Lasting Interest7/10
Transcript by Chris Bourne

Sinclair Programs Issue 26, December 1984   page(s) 17

PRICE: £5.95

In the excitement of software launches for Christmas it is easy to overlook the fact that, these days, 16K Spectrum owners are suffering just as much as ZX-81 owners from scarcity of new software. Melbourne House have taken this into account with their new launch, Sir Lancelot, which will run on the 16K Spectrum.

It is a complicated arcade-style adventure in which the aim is for your character, Sir Lancelot, to avoid the moving nasties on the screen and, by moving left and right and jumping, collect the objects. To confuse matters even more, there is a time limit of 999 time units, and these slip away extremely quickly.

The game calls for strategy and timing.

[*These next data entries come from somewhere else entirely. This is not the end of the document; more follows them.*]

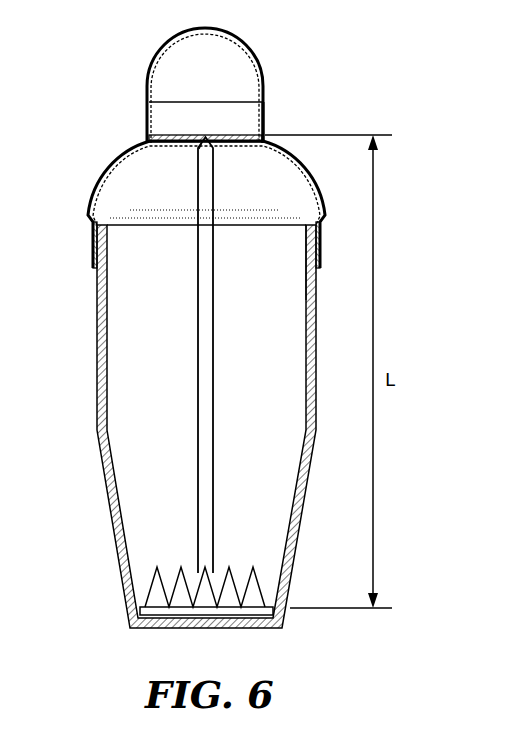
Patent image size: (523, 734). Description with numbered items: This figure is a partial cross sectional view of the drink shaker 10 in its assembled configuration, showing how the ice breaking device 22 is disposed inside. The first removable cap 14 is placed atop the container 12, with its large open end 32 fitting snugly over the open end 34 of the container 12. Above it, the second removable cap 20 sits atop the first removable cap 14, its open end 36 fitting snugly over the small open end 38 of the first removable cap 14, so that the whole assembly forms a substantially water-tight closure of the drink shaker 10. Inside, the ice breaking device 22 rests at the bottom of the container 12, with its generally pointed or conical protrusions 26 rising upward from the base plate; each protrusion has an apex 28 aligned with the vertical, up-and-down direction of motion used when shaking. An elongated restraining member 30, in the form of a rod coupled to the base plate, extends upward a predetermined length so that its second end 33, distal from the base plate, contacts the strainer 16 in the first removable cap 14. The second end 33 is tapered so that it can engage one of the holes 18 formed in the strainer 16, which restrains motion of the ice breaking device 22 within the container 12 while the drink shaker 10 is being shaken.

The drink shaker 10 is at (46, 327).
The container 12 is at (97, 316).
The first removable cap 14 is at (112, 168).
The strainer 16 is at (178, 135).
The holes 18 is at (203, 137).
The second removable cap 20 is at (147, 82).
The ice breaking device 22 is at (234, 524).
The protrusions 26 is at (142, 610).
The apex 28 is at (158, 570).
The elongated restraining member 30 is at (197, 486).
The large open end 32 is at (318, 262).
The second end 33 is at (199, 149).
The open end 34 is at (304, 238).
The open end 36 is at (265, 124).
The small open end 38 is at (256, 102).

Each screen will take some time to complete as, with the time limit ticking away rapidly, it is not necessary only to be able to collect the objects, but to be able to collect them as quickly as possible.

There are many screens, of which the first two are likely to keep you occupied for some time.

The graphics are smooth and flicker-free, the game is fast moving and a number of fun details, such as the extra-life Sir Lancelot's which march up and down the screen, make this an excellent game, which will probably be enjoyed by 48K and 16K owners.

Sir Lancelot is produced for the 16K Spectrum by Melbourne House, Church Yard, Tring, Hertfordshire.